(Reuters) -California Governor Gavin Newsom on Friday directed state agencies to end new fracking permits by 2024 and to analyze how to phase out oil and gas extraction two decades later.
The move comes as Newsom has been under pressure from environmental activists and progressive politicians who say the state’s permitting of new drilling is at odds with its goals to move away from fossil fuels and combat climate change.
“I’ve made it clear I don’t see a role for fracking in that future and, similarly, believe that California needs to move beyond oil,” Newsom said in a statement.
The move was criticized by the oil and gas industry, which said the action would hurt drilling-dependent jobs and communities, as well as green groups who said the state needed to move far more quickly.
The Western States Petroleum Association, in a statement, pledged “to fight this harmful and unlawful mandate.”

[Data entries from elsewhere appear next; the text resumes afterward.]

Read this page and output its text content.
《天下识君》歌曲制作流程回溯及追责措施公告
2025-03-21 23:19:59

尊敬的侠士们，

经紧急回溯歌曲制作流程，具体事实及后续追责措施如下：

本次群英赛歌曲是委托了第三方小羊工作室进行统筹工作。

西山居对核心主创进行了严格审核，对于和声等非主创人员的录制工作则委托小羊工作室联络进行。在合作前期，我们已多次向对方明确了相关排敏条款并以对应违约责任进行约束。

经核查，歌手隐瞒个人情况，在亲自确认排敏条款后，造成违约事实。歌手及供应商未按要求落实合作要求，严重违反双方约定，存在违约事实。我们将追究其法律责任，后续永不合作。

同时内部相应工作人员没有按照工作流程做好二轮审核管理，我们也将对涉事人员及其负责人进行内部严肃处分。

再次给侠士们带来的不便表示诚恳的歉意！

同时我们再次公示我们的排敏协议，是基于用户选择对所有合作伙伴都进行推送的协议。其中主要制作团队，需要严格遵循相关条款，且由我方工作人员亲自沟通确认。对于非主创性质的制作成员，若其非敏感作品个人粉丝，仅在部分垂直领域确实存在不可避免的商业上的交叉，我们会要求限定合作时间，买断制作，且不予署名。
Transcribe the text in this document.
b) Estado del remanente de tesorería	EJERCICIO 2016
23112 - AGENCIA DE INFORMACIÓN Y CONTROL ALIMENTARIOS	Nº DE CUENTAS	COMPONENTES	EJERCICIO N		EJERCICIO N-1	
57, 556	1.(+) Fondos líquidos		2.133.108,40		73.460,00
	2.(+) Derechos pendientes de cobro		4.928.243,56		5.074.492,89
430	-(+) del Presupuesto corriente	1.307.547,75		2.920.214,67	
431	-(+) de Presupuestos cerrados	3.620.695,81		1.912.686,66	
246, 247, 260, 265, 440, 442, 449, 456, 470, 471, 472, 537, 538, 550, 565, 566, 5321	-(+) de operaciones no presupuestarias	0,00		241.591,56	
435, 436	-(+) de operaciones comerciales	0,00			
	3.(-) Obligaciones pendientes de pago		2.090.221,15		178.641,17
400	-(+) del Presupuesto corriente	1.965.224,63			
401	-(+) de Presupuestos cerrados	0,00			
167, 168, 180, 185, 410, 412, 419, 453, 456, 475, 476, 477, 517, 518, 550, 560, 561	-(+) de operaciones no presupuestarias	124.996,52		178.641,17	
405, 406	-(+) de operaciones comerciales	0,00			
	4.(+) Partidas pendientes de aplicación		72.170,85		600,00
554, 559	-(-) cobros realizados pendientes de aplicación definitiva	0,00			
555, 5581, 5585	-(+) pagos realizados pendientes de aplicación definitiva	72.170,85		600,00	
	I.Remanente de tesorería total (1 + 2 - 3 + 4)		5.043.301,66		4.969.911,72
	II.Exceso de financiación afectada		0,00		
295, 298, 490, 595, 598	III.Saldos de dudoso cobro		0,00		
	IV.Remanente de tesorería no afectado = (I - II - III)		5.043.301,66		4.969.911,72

Kassie Siegel, director of the Center for Biological Diversity’s Climate Law Institute, said the commitment was “historic and globally significant” but added that “we don’t have time for studies or delays.”

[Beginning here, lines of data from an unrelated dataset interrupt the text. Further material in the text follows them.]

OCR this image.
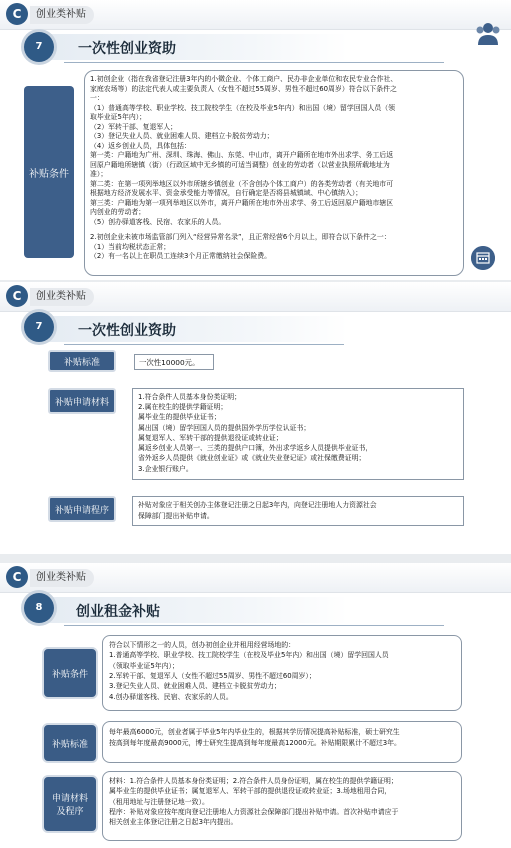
C	创业类补贴
7	一次性创业资助
补贴条件

1.初创企业（指在我省登记注册3年内的小微企业、个体工商户、民办非企业单位和农民专业合作社、

家庭农场等）的法定代表人或主要负责人（女性不超过55周岁、男性不超过60周岁）符合以下条件之

一：

（1）普通高等学校、职业学校、技工院校学生（在校及毕业5年内）和出国（境）留学回国人员（领

取毕业证5年内）；

（2）军转干部、复退军人；

（3）登记失业人员、就业困难人员、建档立卡脱贫劳动力；

（4）返乡创业人员，具体包括：

第一类：户籍地为广州、深圳、珠海、佛山、东莞、中山市，离开户籍所在地市外出求学、务工后返

回原户籍地所辖镇（街）（行政区域中无乡镇的可适当调整）创业的劳动者（以营业执照所载地址为

准）；

第二类：在第一项列举地区以外市所辖乡镇创业（不含创办个体工商户）的各类劳动者（有关地市可

根据地方经济发展水平、资金承受能力等情况，自行确定是否将县城镇域、中心镇纳入）；

第三类：户籍地为第一项列举地区以外市，离开户籍所在地市外出求学、务工后返回原户籍地市辖区

内创业的劳动者；

（5）创办驿道客栈、民宿、农家乐的人员。

2.初创企业未被市场监管部门列入“经营异常名录”，且正常经营6个月以上，即符合以下条件之一：

（1）当前均税状态正常；

（2）有一名以上在职员工连续3个月正常缴纳社会保险费。

C	创业类补贴
7	一次性创业资助
补贴标准	一次性10000元。
补贴申请材料

1.符合条件人员基本身份类证明；

2.属在校生的提供学籍证明；

属毕业生的提供毕业证书；

属出国（境）留学回国人员的提供国外学历学位认证书；

属复退军人、军转干部的提供退役证或转业证；

属返乡创业人员第一、三类的提供户口簿，外出求学返乡人员提供毕业证书，

省外返乡人员提供《就业创业证》或《就业失业登记证》或社保缴费证明；

3.企业银行账户。

补贴申请程序

补贴对象应于相关创办主体登记注册之日起3年内，向登记注册地人力资源社会

保障部门提出补贴申请。

C	创业类补贴
8	创业租金补贴
补贴条件

符合以下情形之一的人员，创办初创企业并租用经营场地的：

1.普通高等学校、职业学校、技工院校学生（在校及毕业5年内）和出国（境）留学回国人员

（领取毕业证5年内）；

2.军转干部、复退军人（女性不超过55周岁、男性不超过60周岁）；

3.登记失业人员、就业困难人员、建档立卡脱贫劳动力；

4.创办驿道客栈、民宿、农家乐的人员。

补贴标准

每年最高6000元，创业者属于毕业5年内毕业生的，根据其学历情况提高补贴标准，硕士研究生

按高到每年度最高9000元，博士研究生提高到每年度最高12000元。补贴期限累计不超过3年。

申请材料
及程序

材料：1.符合条件人员基本身份类证明；2.符合条件人员身份证明，属在校生的提供学籍证明；

属毕业生的提供毕业证书；属复退军人、军转干部的提供退役证或转业证；3.场地租用合同，

（租用地址与注册登记地一致）。

程序：补贴对象应按年度向登记注册地人力资源社会保障部门提出补贴申请。首次补贴申请应于

相关创业主体登记注册之日起3年内提出。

Newsom directed the California state oil and gas regulator, the Geologic Energy Management Division, to initiate a process that will halt the issuance of hydraulic fracturing permits by 2024. Fracking accounts for a small amount of oil extraction in California.
In addition, the governor said the California Air Resources Board, which writes the state’s climate change policies, will evaluate how to phase out oil and gas extraction by 2045.